TCA Summer Profitability Seminar

 

On Wednesday, I’ll be presenting at the first of the TCA’s Summer Profitability Seminars in Chicago, this one with a focus on taking control of and effectively using data. This will be an excellent opportunity for me to network, hear from carriers about what pain points they’re experiencing in their own operations, and talk about some of the cool stuff that we’re doing with data at AM Transport. In this new age of big data, it’s critical that market participants use the tools available to them to stay ahead of the curve and drive efficiency gains anywhere they can be found.

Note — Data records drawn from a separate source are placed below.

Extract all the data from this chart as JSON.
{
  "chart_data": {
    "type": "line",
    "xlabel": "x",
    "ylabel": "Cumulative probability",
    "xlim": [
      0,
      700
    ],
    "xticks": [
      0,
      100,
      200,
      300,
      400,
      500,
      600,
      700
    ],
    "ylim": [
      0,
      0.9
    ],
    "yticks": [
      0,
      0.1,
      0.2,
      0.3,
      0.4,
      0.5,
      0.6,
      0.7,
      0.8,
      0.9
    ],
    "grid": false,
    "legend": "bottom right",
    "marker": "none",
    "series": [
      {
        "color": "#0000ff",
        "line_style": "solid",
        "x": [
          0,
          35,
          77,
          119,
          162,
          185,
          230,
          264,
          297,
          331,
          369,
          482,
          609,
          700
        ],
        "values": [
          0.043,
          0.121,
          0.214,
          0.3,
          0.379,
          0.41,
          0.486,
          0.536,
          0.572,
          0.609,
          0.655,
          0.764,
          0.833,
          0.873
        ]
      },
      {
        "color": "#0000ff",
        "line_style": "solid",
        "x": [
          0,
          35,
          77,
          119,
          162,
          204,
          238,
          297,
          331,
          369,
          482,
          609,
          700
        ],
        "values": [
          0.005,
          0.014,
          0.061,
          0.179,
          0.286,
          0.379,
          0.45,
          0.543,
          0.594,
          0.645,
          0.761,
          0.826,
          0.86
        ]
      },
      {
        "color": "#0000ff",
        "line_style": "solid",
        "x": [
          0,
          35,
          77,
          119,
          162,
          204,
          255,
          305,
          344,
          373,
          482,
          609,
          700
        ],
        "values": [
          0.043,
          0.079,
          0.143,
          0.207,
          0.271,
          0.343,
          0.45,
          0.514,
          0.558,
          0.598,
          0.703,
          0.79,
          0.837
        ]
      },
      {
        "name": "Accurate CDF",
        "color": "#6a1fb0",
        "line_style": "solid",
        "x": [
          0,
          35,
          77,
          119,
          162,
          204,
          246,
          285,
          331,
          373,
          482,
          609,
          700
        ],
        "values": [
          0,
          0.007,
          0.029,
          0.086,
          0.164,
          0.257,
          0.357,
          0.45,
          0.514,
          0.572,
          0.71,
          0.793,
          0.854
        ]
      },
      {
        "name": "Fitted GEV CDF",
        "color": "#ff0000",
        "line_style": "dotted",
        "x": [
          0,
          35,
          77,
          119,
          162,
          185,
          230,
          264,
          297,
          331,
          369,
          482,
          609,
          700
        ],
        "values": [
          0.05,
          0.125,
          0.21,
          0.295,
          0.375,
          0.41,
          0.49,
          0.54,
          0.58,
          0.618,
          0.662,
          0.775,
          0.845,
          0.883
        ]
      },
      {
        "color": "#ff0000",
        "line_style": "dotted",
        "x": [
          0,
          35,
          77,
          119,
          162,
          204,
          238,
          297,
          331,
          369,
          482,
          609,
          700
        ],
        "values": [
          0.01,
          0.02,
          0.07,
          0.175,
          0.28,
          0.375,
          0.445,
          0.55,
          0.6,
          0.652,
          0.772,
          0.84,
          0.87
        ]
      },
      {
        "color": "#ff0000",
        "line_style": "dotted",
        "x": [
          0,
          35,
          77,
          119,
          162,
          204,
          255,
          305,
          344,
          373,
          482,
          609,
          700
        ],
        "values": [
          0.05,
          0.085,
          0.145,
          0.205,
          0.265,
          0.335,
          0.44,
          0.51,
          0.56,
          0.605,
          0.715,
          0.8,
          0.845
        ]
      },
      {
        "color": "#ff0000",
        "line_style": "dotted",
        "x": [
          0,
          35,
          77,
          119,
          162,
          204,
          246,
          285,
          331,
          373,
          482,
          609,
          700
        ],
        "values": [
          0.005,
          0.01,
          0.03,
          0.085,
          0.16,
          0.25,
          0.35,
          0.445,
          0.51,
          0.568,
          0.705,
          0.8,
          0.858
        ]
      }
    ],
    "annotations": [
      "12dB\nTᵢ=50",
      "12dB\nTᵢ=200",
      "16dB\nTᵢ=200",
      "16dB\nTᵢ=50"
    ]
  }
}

Many of our readers will be familiar with the concept of the Internet of things (IoT), the phenomenon by which more and more objects are gaining internet connectivity and electronic hardware which are used to both communicate and interact with the wider world. Many in our industry may already have access to a mass of data being delivered to them via IoT devices, the most obvious of which are the newly-mandated electronic logging devices; sometimes the sheer amount of data available is overwhelming, so the question is: how do we use these data in meaningful and impactful ways to improve our own operations?

 

At AM Transport, we’ve implemented some “home brewed” strategies that we’ve seen good success with: our rate calculator, AI-generated market intelligence, and market forecasting in the form of a map displaying short term anticipated rate shifts.

Above we can see a historical example of our STARS Map. This takes inputs from a variety of sources and is populated every morning for our team to visualize where we anticipate rate shifts will occur and the potential magnitude of those shifts. 

 

We’ve also developed a rating tool that we’re quite proud of and have seen great success with. Our team simply has to enter the zip code of a real or hypothetical lane, and the model will run behind the scenes to return both a proprietary rate range as well as data from DAT and a paragraph of AI-generated text explaining, in plain English, the market conditions in that lane. We learned very quickly that while computers do well with interpreting a range of numerical data, humans are terrible at it, and so we developed this tool to return market intelligence that is easily digestible for our team.

This machine learning model takes a variety of near and real-time inputs and has the inherent advantage of delivering a rate based on what is currently happening in markets rather than looking back in time at what has happened.

 

It’s important to remember that data and data analytics isn’t a silver bullet that will instantly solve all of our problems, and some degree of skepticism around the implementation of anything new is healthy. Get eyes on any new technologies implemented from what I like to call your “tribal knowledge elders” to verify their efficacy, but recognize that insights from data are a powerful tool which, because of massive reductions in the cost of processing power, is within our reach.